In my linear algebra class today, I was reminded of an episode of Code Lyoko, where Aelita gives a rather odd definition for a pair of prime numbers.

http://youtu.be/wvwSaKaz4is?t=9m41s

A pair of prime numbers occurs when their highest common denominator is one. In a principal ring, it's equivalent to the fact that their direct sum is equal to one, but of course, with a non principal factorial ring, that is not the case.

What does this even mean? Can I perform a direct sum on two integers yielding another integer that is different from regular addition?
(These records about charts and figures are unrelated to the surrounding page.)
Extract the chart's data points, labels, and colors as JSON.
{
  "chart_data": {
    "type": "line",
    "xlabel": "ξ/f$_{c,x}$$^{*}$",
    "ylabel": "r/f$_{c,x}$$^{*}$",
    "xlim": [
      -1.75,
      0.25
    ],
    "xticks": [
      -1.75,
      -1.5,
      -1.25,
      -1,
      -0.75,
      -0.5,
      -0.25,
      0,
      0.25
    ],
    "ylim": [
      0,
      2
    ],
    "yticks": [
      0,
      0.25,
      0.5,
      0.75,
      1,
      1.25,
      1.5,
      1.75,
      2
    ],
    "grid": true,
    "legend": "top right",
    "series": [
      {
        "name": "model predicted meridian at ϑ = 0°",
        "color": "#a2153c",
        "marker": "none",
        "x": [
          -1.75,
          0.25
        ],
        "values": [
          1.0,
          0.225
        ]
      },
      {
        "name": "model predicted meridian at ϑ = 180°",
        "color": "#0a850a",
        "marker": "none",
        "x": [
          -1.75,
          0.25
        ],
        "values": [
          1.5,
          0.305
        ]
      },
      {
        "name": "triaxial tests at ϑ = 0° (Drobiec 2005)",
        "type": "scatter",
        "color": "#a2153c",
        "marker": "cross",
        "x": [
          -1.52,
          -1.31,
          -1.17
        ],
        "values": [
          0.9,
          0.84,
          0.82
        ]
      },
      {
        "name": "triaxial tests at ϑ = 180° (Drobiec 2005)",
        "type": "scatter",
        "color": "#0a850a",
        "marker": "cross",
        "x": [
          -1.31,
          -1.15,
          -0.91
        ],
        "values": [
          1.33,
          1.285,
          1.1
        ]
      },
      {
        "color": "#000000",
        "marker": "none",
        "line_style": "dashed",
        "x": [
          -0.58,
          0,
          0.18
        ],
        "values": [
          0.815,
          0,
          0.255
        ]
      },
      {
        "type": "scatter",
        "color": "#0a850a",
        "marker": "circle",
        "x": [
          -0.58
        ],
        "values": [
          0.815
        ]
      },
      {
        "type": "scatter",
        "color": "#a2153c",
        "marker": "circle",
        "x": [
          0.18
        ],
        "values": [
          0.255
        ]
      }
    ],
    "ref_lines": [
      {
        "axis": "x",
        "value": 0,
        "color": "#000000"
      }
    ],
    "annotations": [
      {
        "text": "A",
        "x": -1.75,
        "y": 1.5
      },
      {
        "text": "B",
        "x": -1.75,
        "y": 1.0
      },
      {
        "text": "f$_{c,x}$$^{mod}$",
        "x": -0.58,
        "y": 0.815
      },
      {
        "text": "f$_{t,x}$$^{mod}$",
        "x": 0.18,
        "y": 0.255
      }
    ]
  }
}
• I think it refers to direct sum of prime ideals. In a PID distinct primes are comaximal meaning $P+Q=R$ which is the same is there exists $p+q=1$ for $p\in P$ and $q\in Q$. Furthermore since a the ideal structure of a PID is in bijective correspondence of the ring, people often refer to prime ideals as just primes. – TheNumber23 Sep 20 '13 at 5:18
• At best that is not the definition of a pair of prime numbers, but of a pair of relatively prime numbers, which is a quite different condition (and which cannot be used to define prime numbers). Also one does not take a direct sum of numbers, but maybe of prime ideals or such (hard to guess from the citation). So it would be best to just forget that nonsensical phrase. – Marc van Leeuwen Sep 20 '13 at 5:25

There is a vague allusion to the fact that in a factorial ring (or more generally a gcd ring) two elements $a,b$ are relatively prime (or coprime; by definition this means thay have no non-invertible common divisors) if and only if their greatest common divisor is $1$, and that (only) in a principal ideal domain this is equivalent to being able to write $1$ as $1=sa+tb$, a sum of multiples of $a~$and$~b$. "Highest common denominator" is nonsense, born of confusion between "highest common factor" (a synonym for gretest common divisor) and "lowest common denominator".
It takes some effort to find any link with direct sums at all. It is a fact however that in modules over a principal ideal domain, the submodule of elements with $ab$-torsion (those becoming zero when multiplied by $ab$) can be decomposed as a direct sum of the submodules of elements with $a$-torsion and with $b$-torsion if $a$ and $b$ are relatively prime, and that a Bezout relation $1=sa+tb$ is instrumental in proving this.